Overview

Human vision is one of the most remarkable machines that ever existed. From sparse, noisy, hopelessly ambiguous local scene measurements our brain manages to create a coherent global visual experience. But how can this task, while seemingly effortless for humans, remain so excruciatingly difficult for a computer? Part of the answer is that humans rely on years of prior visual experience to make sense of the world, while computers have to start tabula rasa. Clearly, learning is needed to make progress on this severely underconstrained problem. However, attempts at direct application of machine learning tools to raw visual data have been largely unsuccessful.

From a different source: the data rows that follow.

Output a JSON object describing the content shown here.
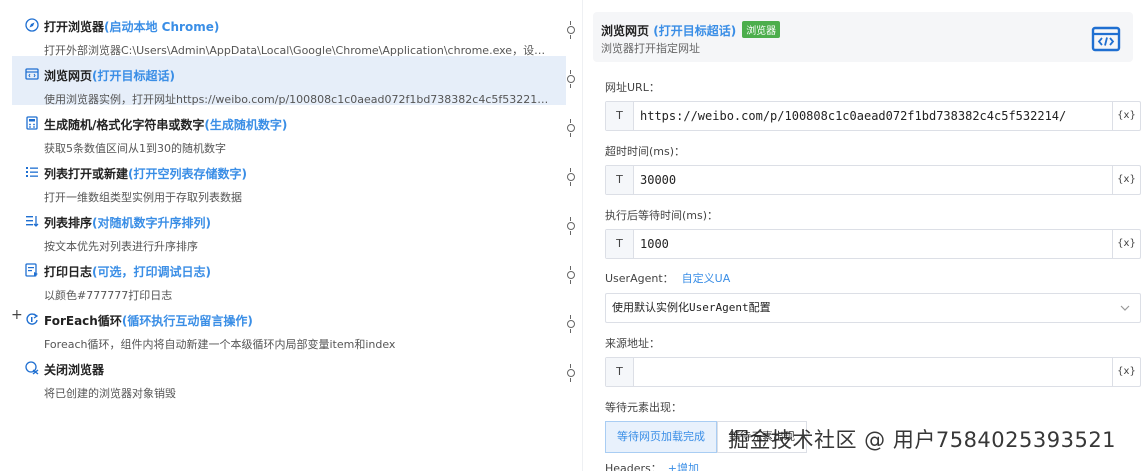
{
  "steps": [
    {
      "title": "打开浏览器",
      "hint": "(启动本地 Chrome)",
      "desc": "打开外部浏览器C:\\Users\\Admin\\AppData\\Local\\Google\\Chrome\\Application\\chrome.exe，设…",
      "icon": "compass-icon"
    },
    {
      "title": "浏览网页",
      "hint": "(打开目标超话)",
      "desc": "使用浏览器实例，打开网址https://weibo.com/p/100808c1c0aead072f1bd738382c4c5f532214/…",
      "icon": "browser-window-icon",
      "selected": true
    },
    {
      "title": "生成随机/格式化字符串或数字",
      "hint": "(生成随机数字)",
      "desc": "获取5条数值区间从1到30的随机数字",
      "icon": "calculator-icon"
    },
    {
      "title": "列表打开或新建",
      "hint": "(打开空列表存储数字)",
      "desc": "打开一维数组类型实例用于存取列表数据",
      "icon": "list-icon"
    },
    {
      "title": "列表排序",
      "hint": "(对随机数字升序排列)",
      "desc": "按文本优先对列表进行升序排序",
      "icon": "sort-list-icon"
    },
    {
      "title": "打印日志",
      "hint": "(可选，打印调试日志)",
      "desc": "以颜色#777777打印日志",
      "icon": "log-icon"
    },
    {
      "title": "ForEach循环",
      "hint": "(循环执行互动留言操作)",
      "desc": "Foreach循环，组件内将自动新建一个本级循环内局部变量item和index",
      "icon": "loop-icon",
      "expandable": true,
      "expand_label": "+"
    },
    {
      "title": "关闭浏览器",
      "hint": "",
      "desc": "将已创建的浏览器对象销毁",
      "icon": "close-browser-icon"
    }
  ],
  "panel": {
    "title": "浏览网页",
    "hint": "(打开目标超话)",
    "badge": "浏览器",
    "subtitle": "浏览器打开指定网址",
    "url_label": "网址URL：",
    "url_type": "T",
    "url_value": "https://weibo.com/p/100808c1c0aead072f1bd738382c4c5f532214/",
    "var_btn": "{x}",
    "timeout_label": "超时时间(ms)：",
    "timeout_type": "T",
    "timeout_value": "30000",
    "wait_label": "执行后等待时间(ms)：",
    "wait_type": "T",
    "wait_value": "1000",
    "ua_label": "UserAgent：",
    "ua_link": "自定义UA",
    "ua_select": "使用默认实例化UserAgent配置",
    "referer_label": "来源地址：",
    "referer_type": "T",
    "referer_value": "",
    "wait_elem_label": "等待元素出现：",
    "wait_elem_opt1": "等待网页加载完成",
    "wait_elem_opt2": "等待元素出现",
    "headers_label": "Headers：",
    "headers_add": "+增加"
  },
  "watermark": "掘金技术社区 @ 用户7584025393521"
}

The goal of this graduate seminar course is to gain a deeper understanding of the computer vision problem in order to better reason about ways data and learning could be used to tackle it. The central focus will be on representation of visual data, rather than on fancy learning techniques. We will be looking at all stages of visual processing, from low-level (color, texture, local patches) all the way to high-level (object recognition, general image understanding). We will pay particular attention to mid-level vision (grouping, segmentation, figure/ground, scene layout, image parsing) -- a crucial glue tying vision together that has been largely neglected. The course will have an emphasis on using large amounts of real data (images, video, textual annotations, other meta-data). We will also discuss the difficult issue of what is the right choice of training data and how can it be acquired.

The course will consist of reading and presenting an eclectic mix of classic and recent papers on a range of topics. All students will be required to submit a written summary for each paper. Additionally, there will be two substantial class projects during the term.

Prerequisite: 16-720 or equivalent graduate Computer Vision course (No exceptions!)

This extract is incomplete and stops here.